Assembling the renovated home: unpacking the fluid social and material assemblages of home renovation in Newcastle, Australia

A/Prof. Kristian Ruming1, A/Prof. Kathy Mee2, Prof Pauline McGuirk3

1Macquarie UniversityDepartment of Geography and Planning, Macquarie University

2Discipline of Geography and Environmental Studies, Centre for Urban and Regional Studies, University of Newcastle

3Australian Centre for Culture, Environment, Society and Space, School of Geography and Sustainable Communities, University of Wollongong

 

Australia has been defined as the “Renovation Nation” (Allon, 2008), where the “great Australian dream” emerges as central to both individual and national identity. The home, in private ownership, has emerged as a key economic resource for owners, many of whom have benefited from a period of prolonged house price growth. The home as both an economic and social/cultural asset has, thus, emerged as a site of ongoing renovation, where changes to properties are seen to improve liveability/sense of home and/or the financial value of the property. In this paper we add to a growing body of literature which explores home renovation in Australia. In doing so, we position home renovation as an assemblage of social and material elements which combine in unique ways to shape the renovation process. Drawing on fieldwork undertaken in Newcastle, we analyse four interconnected forms of renovation: structural renovation; habitable renovation; liveable renovation; and, sustainable renovation. Renovation emerges as a fluid process as homes and home owners shift between the forms depending of the configuration and influence of a diverse set of social, material and economic elements.


Biography:

A/Prof Kristian Ruming is an urban and economic geographer. His current research explores urban regeneration and renewal, affordable and social housing, urban governance, planning system reform and community participation in planning.

Moving home: the experience of precarious housing

Dr Emma Power1

1Western Sydney University, Penrith, Australia

 

Growing numbers of older people face ongoing residential moves due to economic disadvantage and housing precarity. For these people moving house can be a regular and ongoing experience that is both involuntary and unexpected. They do not move once and settle into a new home (as is common amongst those moving for health or lifestyle needs), but instead endure ongoing moves due to factors that include housing affordability and tenure conditions. Existing research identifies feelings of housing and ontological insecurity amongst this group.

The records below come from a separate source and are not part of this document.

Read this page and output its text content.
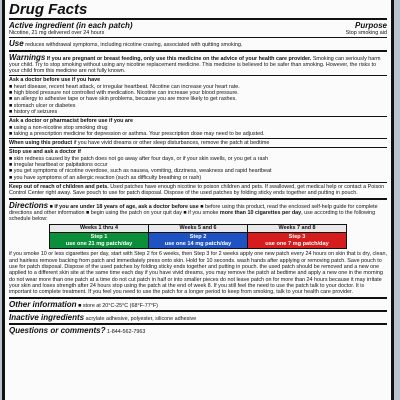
Drug Facts
Active ingredient (in each patch)	Purpose
Nicotine, 21 mg delivered over 24 hours	Stop smoking aid
Use reduces withdrawal symptoms, including nicotine craving, associated with quitting smoking.
Warnings If you are pregnant or breast feeding, only use this medicine on the advice of your health care provider. Smoking can seriously harm your child. Try to stop smoking without using any nicotine replacement medicine. This medicine is believed to be safer than smoking. However, the risks to your child from this medicine are not fully known.
Ask a doctor before use if you have
■ heart disease, recent heart attack, or irregular heartbeat. Nicotine can increase your heart rate.
■ high blood pressure not controlled with medication. Nicotine can increase your blood pressure.
■ an allergy to adhesive tape or have skin problems, because you are more likely to get rashes.
■ stomach ulcer or diabetes
■ history of seizures
Ask a doctor or pharmacist before use if you are
■ using a non-nicotine stop smoking drug
■ taking a prescription medicine for depression or asthma. Your prescription dose may need to be adjusted.
When using this product if you have vivid dreams or other sleep disturbances, remove the patch at bedtime
Stop use and ask a doctor if
■ skin redness caused by the patch does not go away after four days, or if your skin swells, or you get a rash
■ irregular heartbeat or palpitations occur
■ you get symptoms of nicotine overdose, such as nausea, vomiting, dizziness, weakness and rapid heartbeat
■ you have symptoms of an allergic reaction (such as difficulty breathing or rash)
Keep out of reach of children and pets. Used patches have enough nicotine to poison children and pets. If swallowed, get medical help or contact a Poison Control Center right away. Save pouch to use for patch disposal. Dispose of the used patches by folding sticky ends together and putting in pouch.
Directions ■ if you are under 18 years of age, ask a doctor before use ■ before using this product, read the enclosed self-help guide for complete directions and other information ■ begin using the patch on your quit day ■ if you smoke more than 10 cigarettes per day, use according to the following schedule below:
Weeks 1 thru 4
Step 1
use one 21 mg patch/day
Weeks 5 and 6
Step 2
use one 14 mg patch/day
Weeks 7 and 8
Step 3
use one 7 mg patch/day
if you smoke 10 or less cigarettes per day, start with Step 2 for 6 weeks, then Step 3 for 2 weeks apply one new patch every 24 hours on skin that is dry, clean, and hairless remove backing from patch and immediately press onto skin. Hold for 10 seconds. wash hands after applying or removing patch. Save pouch to use for patch disposal. Dispose of the used patches by folding sticky ends together and putting in pouch. the used patch should be removed and a new one applied to a different skin site at the same time each day if you have vivid dreams, you may remove the patch at bedtime and apply a new one in the morning do not wear more than one patch at a time do not cut patch in half or into smaller pieces do not leave patch on for more than 24 hours because it may irritate your skin and loses strength after 24 hours stop using the patch at the end of week 8. If you still feel the need to use the patch talk to your doctor. It is important to complete treatment. If you feel you need to use the patch for a longer period to keep from smoking, talk to your health care provider.
Other information ■ store at 20°C-25°C (68°F-77°F)
Inactive ingredients acrylate adhesive, polyester, silicone adhesive
Questions or comments? 1-844-562-7963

However, little is known of how people living in precarious housing negotiate the process of moving house. The purpose of this paper is to examine the experience of mobility-based disadvantage in older age. It considers housing mobility across two frames: first, moving from one residence to another, and second, housing mobility as a cumulative or ongoing experience. The paper considers how housing mobility is negotiated economically (the costs of moving house), materially/ practically (the process of moving from one place to another), physically (the embodied experience) and affectively (how housing mobility is understood and felt) through the experiences of 46 single, asset and income poor older women living in the greater Sydney region, Australia.


Biography:

Emma Power is a Senior Research Fellow in Geography and Urban Studies at Western Sydney University.

Writing Home: Exploring Personal Geographies with People who have Experienced Homelessness

Dr Meg Mundell1

1Deakin University, Melbourne, Australia

 

How do people who have experienced homelessness understand and conceptualise “home”? This paper presents initial findings from the research project “We Are Here: Writing Place”, which explores understandings of place amongst people who have been homeless. Data was gathered through a series of place-themed creative writing workshops, commissioned memoir pieces, and semi-structured interviews with people who have been displaced by homelessness; the resulting writings will be published as a book (We Are Here: Stories of Home, Place and Belonging, Affirm Press, October 2019). This paper discusses participants’ personal geographies of home: how does living without a secure home – or having to leave home due to violence, abuse, conflict, or poverty – shape place-identity (Proshansky, 1978), place attachment (Low & Altman, 1992), place meaning (Manzo, 2005), and narratives of the self (Pile, 2002)? And how might creative writing offer a medium to recollect and represent these “past emotional–spatial experiences” (Jones, 2005)?


Biography:

Dr Meg Mundell is an ECR/cultural geographer/writer with a focus on place, spatial justice and narratives of homelessness. Her current research explores understandings of place amongst people who have experienced homelessness, and she is editing We Are Here: Stories of Home, Place and Belonging (Affirm Press, October 2019), featuring creative writing by participants. Her novels Black Glass (Scribe, 2011) and The Trespassers (August 2019, UQP) employ plausible dystopias to explore experiences of displacement. Meg is a Research Fellow (Deakin University) and steering committee member for the interdisciplinary HOME Research Hub, which focuses on homelessness, affordable housing and social inclusion.